In reality, U.S. leadership under Trump forced Europe to rethink the threats posed by Chinese tech, leading to important decisions some nations, such as France and the U.K., have taken to move away from Chinese providers in their 5G networks.
On 5G, the EU has been lacking. The commission’s so-called 5G “toolbox” released in January was woefully inadequate. It’s the U.S., not the EU, that has led on the issue of 5G, and sadly, if Germany’s recent draft bill is any indication, America is still fighting an uphill battle.
The EU is enthusiastic about a Biden proposal for a summit for democracy, but I suspect Brussels is more interested in the U.S. joining admonitions against purportedly recalcitrant Eastern European nations, rather than targeting the world’s genuinely undemocratic nations.
Perhaps the worst idea on the EU’s list are calls for an EU-U.S. Security and Defense Dialogue and a greater EU role in defense.

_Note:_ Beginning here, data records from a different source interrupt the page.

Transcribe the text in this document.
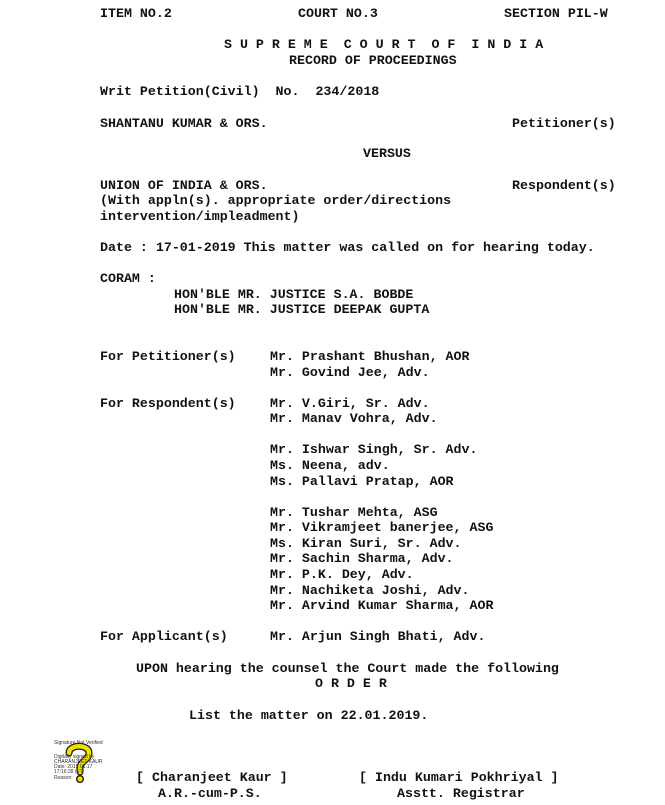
ITEM NO.2	COURT NO.3	SECTION PIL-W
S U P R E M E  C O U R T  O F  I N D I A
RECORD OF PROCEEDINGS
Writ Petition(Civil)  No.  234/2018
SHANTANU KUMAR & ORS.	Petitioner(s)
VERSUS
UNION OF INDIA & ORS.	Respondent(s)
(With appln(s). appropriate order/directions
intervention/impleadment)
Date : 17-01-2019 This matter was called on for hearing today.
CORAM :
HON'BLE MR. JUSTICE S.A. BOBDE
HON'BLE MR. JUSTICE DEEPAK GUPTA
For Petitioner(s)	Mr. Prashant Bhushan, AOR
Mr. Govind Jee, Adv.
For Respondent(s)	Mr. V.Giri, Sr. Adv.
Mr. Manav Vohra, Adv.
Mr. Ishwar Singh, Sr. Adv.
Ms. Neena, adv.
Ms. Pallavi Pratap, AOR
Mr. Tushar Mehta, ASG
Mr. Vikramjeet banerjee, ASG
Ms. Kiran Suri, Sr. Adv.
Mr. Sachin Sharma, Adv.
Mr. P.K. Dey, Adv.
Mr. Nachiketa Joshi, Adv.
Mr. Arvind Kumar Sharma, AOR
For Applicant(s)	Mr. Arjun Singh Bhati, Adv.
UPON hearing the counsel the Court made the following
O R D E R
List the matter on 22.01.2019.
Signature Not Verified
Digitally signed by
CHARANJEET KAUR
Date: 2019.01.17
17:16:28 IST
Reason:	[ Charanjeet Kaur ]
A.R.-cum-P.S.
[ Indu Kumari Pokhriyal ]
Asstt. Registrar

Nothing would strain the transatlantic bond more and undermine NATO faster than EU defense integration. Decades of similar aspirations and proposals from Brussels have led to little or no additional defense capability.
The peril there is that a Biden administration would be unable to resist this siren song, piloting transatlantic security toward the rocks.
Perhaps most strikingly for the EU’s proposed agenda is what it doesn’t contain.
A document of more than 4,500 words, it only includes the word “China” six times, calling it “a negotiating partner for cooperation, an economic competitor, and a systemic rival.” How the commission intends to untangle that obvious oxymoron is left unaddressed.
Russia is mentioned only once, bracketed with fuzzy language about upholding international law. That the two greatest challenges for both the U.S. and Europe receive next-to-no mention showcases that the EU is out of ideas to address the largest challenges the transatlantic community faces—and perhaps worse, has little interest in doing so.
The EU-U.S. agenda for global change is a missed opportunity to focus on concrete areas where the U.S. and EU have mutual interests; for instance, the Three Seas Initiative, strengthening investment-screening mechanisms in Europe, or building on recent successes in the Balkans (which receive only token mention).
Rather, it reads like an extensive Christmas list filled with ill-conceived multilateral agreements that do little to help the transatlantic community address the biggest problems of the day, while subsuming U.S. sovereignty under various flavors of global governance.
It deserves a lump of coal. Maybe China can supply it.